All this taken into account (or rather not) have my municipality’s elected officials decided that the average on national tests in reading in all classes will be increased by a certain percentage per year. A number, determined by politicians without school competence, without educational or other scientific foundation. A number that lay people have come up with, but as professionals should be measured.
Do not misunderstand me: I enjoy in my diverse classroom – and do not think I do my best. But believe me that the Norwegian school can not run on the same principles as the private sector. Do not think that I have the same incentives as a career oriented economist of the investment industry. Neither I nor my students. Our formation mission to embrace the whole person – and all people.

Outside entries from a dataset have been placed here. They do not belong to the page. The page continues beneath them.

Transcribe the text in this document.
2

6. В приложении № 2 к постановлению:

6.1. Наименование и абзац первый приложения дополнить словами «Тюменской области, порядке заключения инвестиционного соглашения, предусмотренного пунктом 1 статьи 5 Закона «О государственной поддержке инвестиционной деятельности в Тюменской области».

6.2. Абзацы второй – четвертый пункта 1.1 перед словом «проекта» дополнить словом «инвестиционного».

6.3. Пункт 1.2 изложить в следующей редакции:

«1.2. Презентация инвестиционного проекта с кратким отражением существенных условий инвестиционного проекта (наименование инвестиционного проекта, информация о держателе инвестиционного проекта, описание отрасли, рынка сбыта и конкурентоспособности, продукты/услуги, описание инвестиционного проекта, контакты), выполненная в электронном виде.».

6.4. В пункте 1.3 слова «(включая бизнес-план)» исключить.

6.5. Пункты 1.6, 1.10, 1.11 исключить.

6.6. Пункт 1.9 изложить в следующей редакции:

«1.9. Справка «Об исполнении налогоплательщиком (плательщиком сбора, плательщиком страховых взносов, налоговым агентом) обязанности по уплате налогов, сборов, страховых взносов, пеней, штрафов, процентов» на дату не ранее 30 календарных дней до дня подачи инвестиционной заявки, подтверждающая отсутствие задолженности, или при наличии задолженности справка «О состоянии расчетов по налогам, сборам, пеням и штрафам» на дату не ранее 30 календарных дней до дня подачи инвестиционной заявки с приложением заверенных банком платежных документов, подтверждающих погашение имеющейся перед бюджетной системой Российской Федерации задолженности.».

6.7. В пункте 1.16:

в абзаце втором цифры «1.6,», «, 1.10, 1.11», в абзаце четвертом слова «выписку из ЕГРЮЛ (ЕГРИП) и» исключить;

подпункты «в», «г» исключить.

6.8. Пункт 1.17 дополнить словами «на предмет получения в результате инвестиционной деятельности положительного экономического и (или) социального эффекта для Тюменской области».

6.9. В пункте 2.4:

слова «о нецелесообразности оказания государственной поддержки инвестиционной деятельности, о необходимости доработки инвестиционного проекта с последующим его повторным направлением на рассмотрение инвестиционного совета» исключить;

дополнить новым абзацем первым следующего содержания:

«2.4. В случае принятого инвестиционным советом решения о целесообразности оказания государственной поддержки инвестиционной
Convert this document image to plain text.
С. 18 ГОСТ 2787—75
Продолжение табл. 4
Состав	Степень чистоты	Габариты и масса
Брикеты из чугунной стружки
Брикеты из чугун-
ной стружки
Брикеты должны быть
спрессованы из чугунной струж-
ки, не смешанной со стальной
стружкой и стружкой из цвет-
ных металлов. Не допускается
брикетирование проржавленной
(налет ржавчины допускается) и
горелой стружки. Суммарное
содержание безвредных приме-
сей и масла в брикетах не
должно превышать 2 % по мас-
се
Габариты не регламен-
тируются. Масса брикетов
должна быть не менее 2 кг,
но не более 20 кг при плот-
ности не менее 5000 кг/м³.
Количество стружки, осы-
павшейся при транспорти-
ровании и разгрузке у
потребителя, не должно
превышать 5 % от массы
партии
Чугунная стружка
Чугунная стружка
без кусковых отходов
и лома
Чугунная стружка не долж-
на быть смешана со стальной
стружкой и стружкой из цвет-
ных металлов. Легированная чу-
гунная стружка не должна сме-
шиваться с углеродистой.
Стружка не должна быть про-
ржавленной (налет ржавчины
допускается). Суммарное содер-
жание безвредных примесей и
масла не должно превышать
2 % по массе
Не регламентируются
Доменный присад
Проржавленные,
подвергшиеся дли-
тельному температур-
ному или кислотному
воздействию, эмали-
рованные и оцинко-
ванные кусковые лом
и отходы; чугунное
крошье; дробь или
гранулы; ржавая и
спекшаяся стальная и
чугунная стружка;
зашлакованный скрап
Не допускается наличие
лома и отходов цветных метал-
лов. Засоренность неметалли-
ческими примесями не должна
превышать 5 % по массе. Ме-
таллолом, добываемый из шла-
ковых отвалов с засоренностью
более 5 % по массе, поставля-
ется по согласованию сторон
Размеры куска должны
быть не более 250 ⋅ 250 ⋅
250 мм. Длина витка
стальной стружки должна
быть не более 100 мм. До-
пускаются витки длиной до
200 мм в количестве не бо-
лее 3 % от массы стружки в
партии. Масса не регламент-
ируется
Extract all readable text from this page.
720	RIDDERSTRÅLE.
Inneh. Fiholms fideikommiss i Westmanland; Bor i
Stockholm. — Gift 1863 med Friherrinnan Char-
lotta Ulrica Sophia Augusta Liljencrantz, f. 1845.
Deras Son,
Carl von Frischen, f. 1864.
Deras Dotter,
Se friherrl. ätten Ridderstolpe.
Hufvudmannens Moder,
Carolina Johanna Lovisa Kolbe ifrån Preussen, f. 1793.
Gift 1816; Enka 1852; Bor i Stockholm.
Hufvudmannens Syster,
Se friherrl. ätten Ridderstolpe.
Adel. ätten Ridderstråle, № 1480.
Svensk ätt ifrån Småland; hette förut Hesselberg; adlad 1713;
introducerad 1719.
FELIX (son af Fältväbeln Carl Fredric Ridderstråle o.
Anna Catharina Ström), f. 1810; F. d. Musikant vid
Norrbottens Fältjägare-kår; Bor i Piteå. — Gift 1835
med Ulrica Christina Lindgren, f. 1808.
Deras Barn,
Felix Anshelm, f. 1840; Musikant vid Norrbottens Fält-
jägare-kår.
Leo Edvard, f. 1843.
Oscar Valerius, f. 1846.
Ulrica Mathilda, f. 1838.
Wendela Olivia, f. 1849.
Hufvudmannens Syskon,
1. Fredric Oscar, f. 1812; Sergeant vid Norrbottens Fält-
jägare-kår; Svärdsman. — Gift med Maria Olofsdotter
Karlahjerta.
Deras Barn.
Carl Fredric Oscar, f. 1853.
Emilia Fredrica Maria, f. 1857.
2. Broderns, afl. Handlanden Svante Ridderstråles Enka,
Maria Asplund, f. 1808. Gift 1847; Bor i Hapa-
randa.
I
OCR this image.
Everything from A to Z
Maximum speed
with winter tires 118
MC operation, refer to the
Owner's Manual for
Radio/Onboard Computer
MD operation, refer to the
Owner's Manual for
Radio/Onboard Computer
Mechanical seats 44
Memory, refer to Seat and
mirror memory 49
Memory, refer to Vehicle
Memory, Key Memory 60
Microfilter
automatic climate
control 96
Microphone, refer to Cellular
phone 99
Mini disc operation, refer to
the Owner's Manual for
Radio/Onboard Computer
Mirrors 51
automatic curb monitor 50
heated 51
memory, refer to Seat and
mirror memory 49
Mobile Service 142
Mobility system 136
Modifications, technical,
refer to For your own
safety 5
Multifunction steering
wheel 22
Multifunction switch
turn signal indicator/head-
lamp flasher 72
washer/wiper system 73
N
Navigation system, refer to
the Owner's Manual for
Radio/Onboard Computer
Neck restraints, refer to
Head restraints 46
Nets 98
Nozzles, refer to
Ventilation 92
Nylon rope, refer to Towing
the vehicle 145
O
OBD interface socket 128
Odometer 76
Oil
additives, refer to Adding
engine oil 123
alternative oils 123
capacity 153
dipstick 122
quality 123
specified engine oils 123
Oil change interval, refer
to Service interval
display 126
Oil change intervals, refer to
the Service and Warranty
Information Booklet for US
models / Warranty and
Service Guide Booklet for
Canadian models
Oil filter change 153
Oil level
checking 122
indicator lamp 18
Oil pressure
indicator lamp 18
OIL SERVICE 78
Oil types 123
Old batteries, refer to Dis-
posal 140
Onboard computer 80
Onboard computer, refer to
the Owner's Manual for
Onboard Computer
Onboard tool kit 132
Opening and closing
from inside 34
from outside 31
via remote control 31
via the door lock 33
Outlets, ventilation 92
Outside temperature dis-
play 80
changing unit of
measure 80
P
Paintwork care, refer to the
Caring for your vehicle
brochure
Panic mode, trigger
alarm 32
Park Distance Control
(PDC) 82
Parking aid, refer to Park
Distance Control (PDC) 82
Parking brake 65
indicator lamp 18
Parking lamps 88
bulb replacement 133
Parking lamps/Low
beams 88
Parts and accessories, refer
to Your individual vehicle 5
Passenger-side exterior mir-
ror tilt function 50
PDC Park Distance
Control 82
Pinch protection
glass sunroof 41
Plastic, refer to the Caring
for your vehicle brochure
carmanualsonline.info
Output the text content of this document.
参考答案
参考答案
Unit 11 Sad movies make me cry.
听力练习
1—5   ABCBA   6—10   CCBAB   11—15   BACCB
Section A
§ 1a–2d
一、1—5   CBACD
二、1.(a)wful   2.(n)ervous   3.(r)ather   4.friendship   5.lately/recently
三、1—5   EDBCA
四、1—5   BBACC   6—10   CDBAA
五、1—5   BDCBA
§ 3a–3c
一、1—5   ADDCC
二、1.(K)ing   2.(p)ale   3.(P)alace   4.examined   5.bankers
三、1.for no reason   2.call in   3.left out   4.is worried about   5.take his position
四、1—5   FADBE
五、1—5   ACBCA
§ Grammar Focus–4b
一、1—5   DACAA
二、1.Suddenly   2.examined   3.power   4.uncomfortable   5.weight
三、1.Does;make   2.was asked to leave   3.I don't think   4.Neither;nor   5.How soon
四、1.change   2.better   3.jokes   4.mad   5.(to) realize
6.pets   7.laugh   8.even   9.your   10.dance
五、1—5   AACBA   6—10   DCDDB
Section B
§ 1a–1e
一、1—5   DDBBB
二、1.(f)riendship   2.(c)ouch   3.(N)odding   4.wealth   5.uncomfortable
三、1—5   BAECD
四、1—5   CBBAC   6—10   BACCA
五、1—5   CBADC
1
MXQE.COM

Dear politicians: You want me to drive the world’s best school. Their election campaign almost crying that I nearly do my best. In spite of the mistrust and adversity seems I still think I’m doing the most meaningful in the world. How useless and senseless than it may appear me, I will continue to teach with both test regimes and congested classrooms.
I can even accept the unequal distribution of resources in the school, constantly restricted freedom to exercise my work as autonomous learning and bureaucratic reporting in all directions. Because I care. And because every day I will be allowed to work with those who are our future. But (and I know that you never start a sentence with “but”) destroys you more on my professional pride now, when I give myself.